9. La buona politica è quella che moltiplica, per contagio, il protagonismo e l’attivismo. Non quella che impone la passività e l’obbedienza ai propri militanti e simpatizzanti. Più potere reale decentrato e maggiore efficacia nella comunicazione, anche attraverso leadership (che servono) non burocratiche ma dinamiche, capaci di suscitare passioni ed entusiasmi ragionevoli e critici.
10. Rivoluzione copernicana, infine, anche nello stile, che è parte ed espressione dell’essere. Si può essere radicali senza essere violenti, si può essere popolari senza essere volgari, si può essere convinti e convincenti senza perdere la gentilezza.

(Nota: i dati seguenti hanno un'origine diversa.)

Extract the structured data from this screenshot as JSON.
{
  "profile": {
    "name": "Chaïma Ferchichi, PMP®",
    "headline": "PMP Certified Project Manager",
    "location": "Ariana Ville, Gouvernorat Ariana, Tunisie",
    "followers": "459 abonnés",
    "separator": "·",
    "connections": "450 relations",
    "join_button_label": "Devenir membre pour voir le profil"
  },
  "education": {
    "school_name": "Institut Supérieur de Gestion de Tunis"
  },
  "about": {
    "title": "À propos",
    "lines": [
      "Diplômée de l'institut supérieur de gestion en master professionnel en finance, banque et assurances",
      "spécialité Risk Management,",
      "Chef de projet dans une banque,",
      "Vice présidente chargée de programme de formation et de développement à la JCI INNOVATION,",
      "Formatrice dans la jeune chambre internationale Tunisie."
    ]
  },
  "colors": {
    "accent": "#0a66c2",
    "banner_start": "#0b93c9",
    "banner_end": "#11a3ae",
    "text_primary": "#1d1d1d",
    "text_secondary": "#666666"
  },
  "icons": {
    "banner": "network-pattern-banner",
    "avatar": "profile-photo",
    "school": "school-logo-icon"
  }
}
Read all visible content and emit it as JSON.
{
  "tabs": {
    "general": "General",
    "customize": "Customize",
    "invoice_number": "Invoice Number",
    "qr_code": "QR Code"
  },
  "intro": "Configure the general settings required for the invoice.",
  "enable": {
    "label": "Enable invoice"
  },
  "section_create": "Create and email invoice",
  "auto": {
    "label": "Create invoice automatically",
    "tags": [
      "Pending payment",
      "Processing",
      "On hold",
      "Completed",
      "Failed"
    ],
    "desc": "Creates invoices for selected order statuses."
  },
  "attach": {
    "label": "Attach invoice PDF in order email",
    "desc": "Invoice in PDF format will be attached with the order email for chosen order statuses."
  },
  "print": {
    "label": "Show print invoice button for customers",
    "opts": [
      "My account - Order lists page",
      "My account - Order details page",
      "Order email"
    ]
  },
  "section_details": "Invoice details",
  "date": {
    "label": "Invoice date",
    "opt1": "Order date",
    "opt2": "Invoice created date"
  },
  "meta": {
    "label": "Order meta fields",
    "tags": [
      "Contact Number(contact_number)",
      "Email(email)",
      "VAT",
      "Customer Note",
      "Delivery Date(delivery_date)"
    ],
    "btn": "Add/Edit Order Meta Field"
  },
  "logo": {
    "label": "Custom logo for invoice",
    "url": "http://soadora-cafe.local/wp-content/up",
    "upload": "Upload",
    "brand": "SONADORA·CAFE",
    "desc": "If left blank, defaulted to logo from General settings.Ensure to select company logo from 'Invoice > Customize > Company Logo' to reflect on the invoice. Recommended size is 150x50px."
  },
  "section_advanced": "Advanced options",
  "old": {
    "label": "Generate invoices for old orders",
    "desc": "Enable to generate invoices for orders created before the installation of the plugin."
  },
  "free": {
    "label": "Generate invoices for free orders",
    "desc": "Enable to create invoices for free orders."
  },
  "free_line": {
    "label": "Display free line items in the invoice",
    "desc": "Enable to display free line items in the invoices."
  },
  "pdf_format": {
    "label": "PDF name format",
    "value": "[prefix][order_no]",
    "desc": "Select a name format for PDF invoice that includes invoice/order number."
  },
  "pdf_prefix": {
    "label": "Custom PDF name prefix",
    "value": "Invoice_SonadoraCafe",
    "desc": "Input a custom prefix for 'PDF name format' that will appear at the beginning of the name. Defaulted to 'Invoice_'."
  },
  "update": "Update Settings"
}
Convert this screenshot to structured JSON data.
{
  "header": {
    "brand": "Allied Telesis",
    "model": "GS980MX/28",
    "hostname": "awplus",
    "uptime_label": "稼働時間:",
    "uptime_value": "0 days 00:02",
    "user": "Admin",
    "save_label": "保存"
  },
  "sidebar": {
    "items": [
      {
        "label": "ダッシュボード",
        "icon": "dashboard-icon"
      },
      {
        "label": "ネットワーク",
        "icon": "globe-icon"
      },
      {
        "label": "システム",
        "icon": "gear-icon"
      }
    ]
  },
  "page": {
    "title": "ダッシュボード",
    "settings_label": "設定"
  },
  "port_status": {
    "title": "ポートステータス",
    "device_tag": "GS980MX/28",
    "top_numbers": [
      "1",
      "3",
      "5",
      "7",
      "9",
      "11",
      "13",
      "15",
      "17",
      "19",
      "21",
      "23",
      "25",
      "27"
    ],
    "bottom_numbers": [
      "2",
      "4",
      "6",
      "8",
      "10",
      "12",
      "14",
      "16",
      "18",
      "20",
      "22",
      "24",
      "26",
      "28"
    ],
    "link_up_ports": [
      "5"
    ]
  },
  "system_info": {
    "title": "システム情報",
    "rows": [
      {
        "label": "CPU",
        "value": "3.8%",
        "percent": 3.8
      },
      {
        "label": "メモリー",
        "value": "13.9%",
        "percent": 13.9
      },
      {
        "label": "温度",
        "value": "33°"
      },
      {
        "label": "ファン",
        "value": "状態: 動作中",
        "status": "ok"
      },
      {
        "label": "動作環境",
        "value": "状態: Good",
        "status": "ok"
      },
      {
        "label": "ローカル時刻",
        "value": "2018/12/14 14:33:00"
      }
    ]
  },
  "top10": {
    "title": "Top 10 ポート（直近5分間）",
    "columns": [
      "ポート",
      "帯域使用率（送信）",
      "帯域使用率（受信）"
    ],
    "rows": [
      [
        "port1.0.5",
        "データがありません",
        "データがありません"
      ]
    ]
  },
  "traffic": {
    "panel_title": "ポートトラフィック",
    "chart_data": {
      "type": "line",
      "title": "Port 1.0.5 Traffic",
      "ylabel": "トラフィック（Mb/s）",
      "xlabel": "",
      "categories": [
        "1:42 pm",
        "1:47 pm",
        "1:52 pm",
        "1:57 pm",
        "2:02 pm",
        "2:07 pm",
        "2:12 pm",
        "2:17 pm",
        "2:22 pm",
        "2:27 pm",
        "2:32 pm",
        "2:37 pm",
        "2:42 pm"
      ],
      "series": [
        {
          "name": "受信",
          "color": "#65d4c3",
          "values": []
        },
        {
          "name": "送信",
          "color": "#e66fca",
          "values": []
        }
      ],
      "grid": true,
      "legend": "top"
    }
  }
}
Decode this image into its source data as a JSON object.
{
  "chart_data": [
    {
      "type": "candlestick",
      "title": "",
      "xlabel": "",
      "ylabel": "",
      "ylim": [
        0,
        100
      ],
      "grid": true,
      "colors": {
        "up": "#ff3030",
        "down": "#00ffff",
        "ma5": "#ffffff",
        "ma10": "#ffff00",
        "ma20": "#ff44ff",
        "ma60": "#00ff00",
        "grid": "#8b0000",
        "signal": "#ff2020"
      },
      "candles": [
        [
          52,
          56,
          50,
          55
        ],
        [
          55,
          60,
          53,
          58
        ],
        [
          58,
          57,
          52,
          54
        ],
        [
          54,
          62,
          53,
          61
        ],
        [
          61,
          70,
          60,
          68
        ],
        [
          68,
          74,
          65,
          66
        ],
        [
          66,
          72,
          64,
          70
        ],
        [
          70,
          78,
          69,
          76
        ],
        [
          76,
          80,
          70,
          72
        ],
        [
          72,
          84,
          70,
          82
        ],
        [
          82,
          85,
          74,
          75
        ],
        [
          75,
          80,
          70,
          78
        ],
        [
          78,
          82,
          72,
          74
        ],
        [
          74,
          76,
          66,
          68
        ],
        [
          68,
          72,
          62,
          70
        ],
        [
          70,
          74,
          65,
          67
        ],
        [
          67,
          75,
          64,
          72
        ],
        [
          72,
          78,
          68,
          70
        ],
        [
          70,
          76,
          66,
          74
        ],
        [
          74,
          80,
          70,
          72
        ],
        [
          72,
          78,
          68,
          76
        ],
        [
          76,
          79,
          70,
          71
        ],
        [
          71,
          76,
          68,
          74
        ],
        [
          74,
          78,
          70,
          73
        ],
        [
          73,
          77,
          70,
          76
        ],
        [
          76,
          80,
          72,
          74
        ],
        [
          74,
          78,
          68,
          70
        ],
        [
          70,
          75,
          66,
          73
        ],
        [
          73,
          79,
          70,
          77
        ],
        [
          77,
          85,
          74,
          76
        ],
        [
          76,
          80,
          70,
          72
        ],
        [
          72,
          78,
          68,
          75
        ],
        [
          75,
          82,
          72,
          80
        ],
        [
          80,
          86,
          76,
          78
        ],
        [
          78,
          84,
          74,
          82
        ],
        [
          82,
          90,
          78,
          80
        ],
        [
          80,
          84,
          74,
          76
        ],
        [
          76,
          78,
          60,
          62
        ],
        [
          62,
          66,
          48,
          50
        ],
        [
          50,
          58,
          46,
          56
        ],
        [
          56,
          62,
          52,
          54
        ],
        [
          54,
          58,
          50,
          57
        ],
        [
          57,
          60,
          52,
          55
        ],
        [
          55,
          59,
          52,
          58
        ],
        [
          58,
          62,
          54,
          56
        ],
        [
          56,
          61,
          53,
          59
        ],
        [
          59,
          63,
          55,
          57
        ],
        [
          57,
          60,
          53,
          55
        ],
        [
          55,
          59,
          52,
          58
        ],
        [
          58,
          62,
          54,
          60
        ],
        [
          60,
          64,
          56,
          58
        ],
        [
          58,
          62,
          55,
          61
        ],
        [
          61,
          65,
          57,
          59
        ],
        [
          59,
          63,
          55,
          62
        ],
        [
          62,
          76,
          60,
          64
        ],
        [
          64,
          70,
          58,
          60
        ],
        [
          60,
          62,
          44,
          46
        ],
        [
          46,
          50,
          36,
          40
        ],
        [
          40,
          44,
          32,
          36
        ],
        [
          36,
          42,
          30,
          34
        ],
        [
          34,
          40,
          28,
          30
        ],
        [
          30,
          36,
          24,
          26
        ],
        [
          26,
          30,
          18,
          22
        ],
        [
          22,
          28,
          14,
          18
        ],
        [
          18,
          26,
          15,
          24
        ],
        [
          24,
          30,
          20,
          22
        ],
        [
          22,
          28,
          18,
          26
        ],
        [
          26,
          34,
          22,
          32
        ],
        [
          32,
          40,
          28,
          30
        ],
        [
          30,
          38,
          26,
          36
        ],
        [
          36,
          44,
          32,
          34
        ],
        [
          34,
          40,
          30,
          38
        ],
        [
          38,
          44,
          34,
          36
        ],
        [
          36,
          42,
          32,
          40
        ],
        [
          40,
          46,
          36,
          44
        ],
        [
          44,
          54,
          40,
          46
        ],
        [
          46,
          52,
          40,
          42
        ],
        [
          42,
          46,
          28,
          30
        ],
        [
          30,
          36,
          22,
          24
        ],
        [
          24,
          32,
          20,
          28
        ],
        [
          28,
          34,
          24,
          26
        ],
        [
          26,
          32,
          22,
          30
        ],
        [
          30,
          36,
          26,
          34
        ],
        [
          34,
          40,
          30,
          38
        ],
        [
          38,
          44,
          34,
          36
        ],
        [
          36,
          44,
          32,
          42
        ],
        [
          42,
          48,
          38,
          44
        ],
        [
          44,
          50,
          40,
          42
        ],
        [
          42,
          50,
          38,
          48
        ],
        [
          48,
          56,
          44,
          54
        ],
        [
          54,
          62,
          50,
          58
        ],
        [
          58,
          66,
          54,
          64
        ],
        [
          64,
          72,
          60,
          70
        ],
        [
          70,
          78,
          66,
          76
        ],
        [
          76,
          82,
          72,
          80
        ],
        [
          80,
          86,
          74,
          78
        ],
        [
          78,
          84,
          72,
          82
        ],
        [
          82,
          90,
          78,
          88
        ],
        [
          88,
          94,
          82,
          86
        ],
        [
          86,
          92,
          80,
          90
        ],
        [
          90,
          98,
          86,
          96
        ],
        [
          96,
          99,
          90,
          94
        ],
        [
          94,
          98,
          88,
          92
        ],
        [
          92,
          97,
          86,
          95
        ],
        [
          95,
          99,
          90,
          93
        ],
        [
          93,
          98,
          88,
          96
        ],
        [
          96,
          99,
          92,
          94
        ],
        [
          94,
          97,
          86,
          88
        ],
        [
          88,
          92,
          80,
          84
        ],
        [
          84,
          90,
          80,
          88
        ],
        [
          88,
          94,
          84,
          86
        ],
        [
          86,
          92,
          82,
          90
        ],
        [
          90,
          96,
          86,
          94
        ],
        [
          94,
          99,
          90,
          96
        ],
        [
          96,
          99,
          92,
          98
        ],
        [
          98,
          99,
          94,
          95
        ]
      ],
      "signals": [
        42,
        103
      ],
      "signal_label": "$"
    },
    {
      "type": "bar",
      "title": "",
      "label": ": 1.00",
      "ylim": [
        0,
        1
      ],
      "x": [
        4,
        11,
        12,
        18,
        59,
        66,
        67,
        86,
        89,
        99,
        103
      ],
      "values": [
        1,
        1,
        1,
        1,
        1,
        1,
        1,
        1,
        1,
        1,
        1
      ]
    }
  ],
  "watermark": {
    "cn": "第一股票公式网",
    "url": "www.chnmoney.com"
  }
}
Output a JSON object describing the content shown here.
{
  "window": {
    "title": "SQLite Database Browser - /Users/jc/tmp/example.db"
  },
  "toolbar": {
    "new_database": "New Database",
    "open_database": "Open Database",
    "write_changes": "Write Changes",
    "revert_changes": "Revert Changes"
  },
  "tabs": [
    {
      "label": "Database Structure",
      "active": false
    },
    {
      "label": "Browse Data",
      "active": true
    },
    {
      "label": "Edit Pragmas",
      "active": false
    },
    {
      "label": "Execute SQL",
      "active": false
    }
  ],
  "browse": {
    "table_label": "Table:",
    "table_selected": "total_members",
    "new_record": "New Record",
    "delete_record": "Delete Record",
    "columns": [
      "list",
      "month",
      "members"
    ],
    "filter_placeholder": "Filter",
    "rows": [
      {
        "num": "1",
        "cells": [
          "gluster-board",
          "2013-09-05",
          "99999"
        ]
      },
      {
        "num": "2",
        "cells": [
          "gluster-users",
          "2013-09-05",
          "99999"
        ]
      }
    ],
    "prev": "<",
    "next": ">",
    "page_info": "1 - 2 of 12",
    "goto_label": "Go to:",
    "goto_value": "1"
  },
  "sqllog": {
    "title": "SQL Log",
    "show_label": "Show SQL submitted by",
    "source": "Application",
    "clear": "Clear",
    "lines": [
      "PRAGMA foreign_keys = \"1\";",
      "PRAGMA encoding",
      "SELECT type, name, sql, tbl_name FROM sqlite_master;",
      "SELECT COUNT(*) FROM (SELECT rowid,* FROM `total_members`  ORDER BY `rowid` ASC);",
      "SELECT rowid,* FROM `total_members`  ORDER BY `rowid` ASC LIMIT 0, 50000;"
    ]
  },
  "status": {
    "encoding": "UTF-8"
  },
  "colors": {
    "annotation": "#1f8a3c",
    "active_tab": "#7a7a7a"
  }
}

In un mondo di pescecani, proviamo a dire – anche nei nostri comportamenti, nelle nostre pratiche – come vorremmo fosse la società nella quale ci piacerebbe abitare. Del resto, si sa, ciascuno deve essere la rivoluzione che vuole vedere nel mondo.
Questo il nostro piccolo contributo, per ora. Speriamo che altri ne arrivino, per costruire le fondamenta di idee e pratiche che diano voce e volto all’universo degli invisibili, ai milioni di persone che sono fuori dalle élite economiche. Noi proviamo a cominciare da qui e sappiamo di non essere soli. Qualcosa si è già mosso, negli scorsi mesi, in queste direzioni. E anche da incontri che qualche base hanno gettato, come quello chiamato Human Factor, nel novembre scorso; ma non solo, naturalmente: tanti altri fermenti sono nati dal basso, nelle associazioni diffuse, nella realtà fisica e in quella digitale, lontano dai riflettori mediatici, in quella galassia di persone che non si vede ma c’è e si impegna. Se da tutte queste persone, idee e pratiche ora nasce o no qualcosa di buono e di utile, dipende da tutti voi, da tutti noi.